Tyney smiled at him. “The boy here looks like any other boy now, don’t you think, Dr. Scott?”
“You’ve got a way with the scissors all right, Tyney. I don’t know how I’ll make out without you up north.”
“You going north, Doc?”
“Afraid so. Me and the boy here are going with the militia now that Congress has declared war.”
“War!” Tyney spat out the word. “That’s all Sam and the boys talk about these days. As if we hadn’t seen enough wars whilst we been in this place.” She looked up at Brice. “But I reckon I don’t begrudge them that do go a doctor to see to them up there.”
“I hope you can keep your boys home,” Brice said.
“Oh well, they don’t none of them want to listen to their old mother. But what about my little one? Maysie?”
“I don’t know, Tyney. She does look pale.” Brice took a bottle from his saddlebags. “This tonic might help her. It could be that she’ll be back to her old self in a few days.” Brice didn’t want to worry Tyney when he really had nothing to go on, but at the same time he had to caution her. “But if she doesn’t get to feeling better, you take her on to another doctor. There’s one over toward Danville that has good hands.”
“You talking about McDowell? The one that cut on that poor woman and on Christmas Day at that.” Tyney clucked her tongue. “I couldn’t hardly believe that story when I first heard it. Him cutting her open and all.”
“She lived, Tyney. That’s the important thing to remember.”
“I reckon that had more to do with God’s will than with what he done. Anyhow I’ve heard tell he’s a poor fever doctor.”
Brice smiled a little. “They say the same about me.”

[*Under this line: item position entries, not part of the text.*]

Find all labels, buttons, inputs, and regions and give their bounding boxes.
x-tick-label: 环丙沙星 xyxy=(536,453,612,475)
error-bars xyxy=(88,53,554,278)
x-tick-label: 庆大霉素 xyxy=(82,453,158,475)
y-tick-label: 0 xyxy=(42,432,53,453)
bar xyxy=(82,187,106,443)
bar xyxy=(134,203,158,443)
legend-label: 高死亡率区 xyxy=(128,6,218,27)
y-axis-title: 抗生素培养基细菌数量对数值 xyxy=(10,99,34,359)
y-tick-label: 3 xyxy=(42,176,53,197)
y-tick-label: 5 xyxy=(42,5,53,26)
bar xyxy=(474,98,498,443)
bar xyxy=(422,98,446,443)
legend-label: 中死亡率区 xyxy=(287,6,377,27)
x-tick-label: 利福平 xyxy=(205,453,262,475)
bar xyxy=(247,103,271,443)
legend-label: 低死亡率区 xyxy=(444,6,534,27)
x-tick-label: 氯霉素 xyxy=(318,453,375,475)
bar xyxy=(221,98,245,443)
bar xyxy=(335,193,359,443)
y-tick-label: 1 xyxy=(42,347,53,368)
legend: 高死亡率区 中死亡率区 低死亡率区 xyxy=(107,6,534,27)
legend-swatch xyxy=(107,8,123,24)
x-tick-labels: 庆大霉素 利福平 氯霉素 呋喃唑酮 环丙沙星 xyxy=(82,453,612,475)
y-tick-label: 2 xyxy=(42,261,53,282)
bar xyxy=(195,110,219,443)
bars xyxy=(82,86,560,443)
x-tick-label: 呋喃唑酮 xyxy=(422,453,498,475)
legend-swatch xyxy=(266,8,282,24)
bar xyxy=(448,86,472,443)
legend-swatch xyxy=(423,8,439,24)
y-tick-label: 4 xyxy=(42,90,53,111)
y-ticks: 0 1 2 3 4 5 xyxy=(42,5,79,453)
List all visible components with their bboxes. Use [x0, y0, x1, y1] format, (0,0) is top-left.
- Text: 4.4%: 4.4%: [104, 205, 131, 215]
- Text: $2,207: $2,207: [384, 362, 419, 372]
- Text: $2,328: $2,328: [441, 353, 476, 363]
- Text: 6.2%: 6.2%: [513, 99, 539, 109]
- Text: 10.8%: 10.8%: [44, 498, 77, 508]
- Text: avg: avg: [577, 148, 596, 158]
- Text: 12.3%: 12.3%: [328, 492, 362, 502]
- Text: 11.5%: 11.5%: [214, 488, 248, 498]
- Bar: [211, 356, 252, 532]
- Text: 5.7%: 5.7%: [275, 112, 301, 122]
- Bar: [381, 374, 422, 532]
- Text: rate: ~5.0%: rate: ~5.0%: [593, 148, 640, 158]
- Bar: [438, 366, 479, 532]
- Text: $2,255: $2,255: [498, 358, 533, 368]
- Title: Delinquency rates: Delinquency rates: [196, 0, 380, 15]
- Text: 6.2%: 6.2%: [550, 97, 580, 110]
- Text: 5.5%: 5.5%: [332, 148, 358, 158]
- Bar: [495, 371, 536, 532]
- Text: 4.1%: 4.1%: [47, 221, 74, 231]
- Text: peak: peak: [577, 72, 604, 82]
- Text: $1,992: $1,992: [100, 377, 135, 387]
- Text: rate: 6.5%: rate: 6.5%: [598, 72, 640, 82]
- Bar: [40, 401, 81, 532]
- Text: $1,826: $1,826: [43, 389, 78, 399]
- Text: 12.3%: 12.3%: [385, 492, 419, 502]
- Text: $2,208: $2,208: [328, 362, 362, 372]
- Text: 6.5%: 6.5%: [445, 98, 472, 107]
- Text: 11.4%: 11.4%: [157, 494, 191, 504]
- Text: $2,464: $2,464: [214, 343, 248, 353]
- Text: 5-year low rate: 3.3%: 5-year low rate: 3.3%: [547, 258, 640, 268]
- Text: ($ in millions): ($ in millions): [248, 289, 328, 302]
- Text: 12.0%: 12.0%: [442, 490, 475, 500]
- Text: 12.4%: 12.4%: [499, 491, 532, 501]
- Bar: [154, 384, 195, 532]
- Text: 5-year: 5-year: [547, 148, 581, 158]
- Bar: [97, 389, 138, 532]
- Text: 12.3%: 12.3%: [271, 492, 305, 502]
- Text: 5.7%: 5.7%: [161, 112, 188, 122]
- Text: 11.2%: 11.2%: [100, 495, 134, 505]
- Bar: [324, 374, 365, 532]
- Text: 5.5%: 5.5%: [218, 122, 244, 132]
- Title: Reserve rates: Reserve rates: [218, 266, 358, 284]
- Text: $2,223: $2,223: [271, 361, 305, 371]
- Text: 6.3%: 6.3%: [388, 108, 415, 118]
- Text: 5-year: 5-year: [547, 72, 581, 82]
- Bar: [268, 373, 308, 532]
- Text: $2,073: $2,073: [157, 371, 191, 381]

“Maybe they do, but I know better, Doc. I don’t know nothing ’bout this McDowell except what I don’t want to know.”
Brice sighed. “All right, Tyney. Dr. Johnson in town might do just as good.” He was the least dangerous of the doctors around and had a kind heart. “The time might come when you need him before I get back, and then again it might not. Most likely Maysie will snap right out of whatever’s bothering her.”
Tyney looked at the bottle in her hand. “I’m beholden to you, Dr. Scott.”
As he rode away, Brice had an uneasy feeling about the child and Tyney too if Maysie were to really take sick. It was proving harder to leave behind his patients than he’d thought.
“She was a nice woman,” Nathan said. “Appeared to set a lot of store by you, Doc.”
“I doctored her through a rough time a while back.” Brice hoped if she needed help again she’d be able to find it while he was gone. But he couldn’t worry about maybes. He knew he’d be needed where he was going.
Then the thought of Gabrielle pushed in to join his worry about Tyney and her little girl. He was deserting Gabrielle in her time of need. The child’s death was a heavy stone in her heart, and she had wanted to lean on his strength and love. She had wanted to put her hand in his and let him lead her away from the Shaker life. He had seen it in her eyes. Yet he had walked away and left her there. What else could he do? He’d offered her everything he had and she had turned him down. Because of the war. She hadn’t been able to understand that a man had to answer the call of his country in times of war whether he wanted to or not.
By the time he came back from the North, Gabrielle could be far beyond the reach of his love. The old sister would have complete power over Gabrielle now. She would pull Gabrielle back into the Shaker way and build a wall around her that Brice might never be able to breach. A deep sorrow spread through him. If only he wasn’t so bound to duty.
Brice turned his horse north. “Time to be finding the militia, boy.”
Nathan let out a war whoop, but Brice settled into a dark study. Each step his horse took tore at him as he longed to turn back to his cabin, back to Gabrielle before it was too late.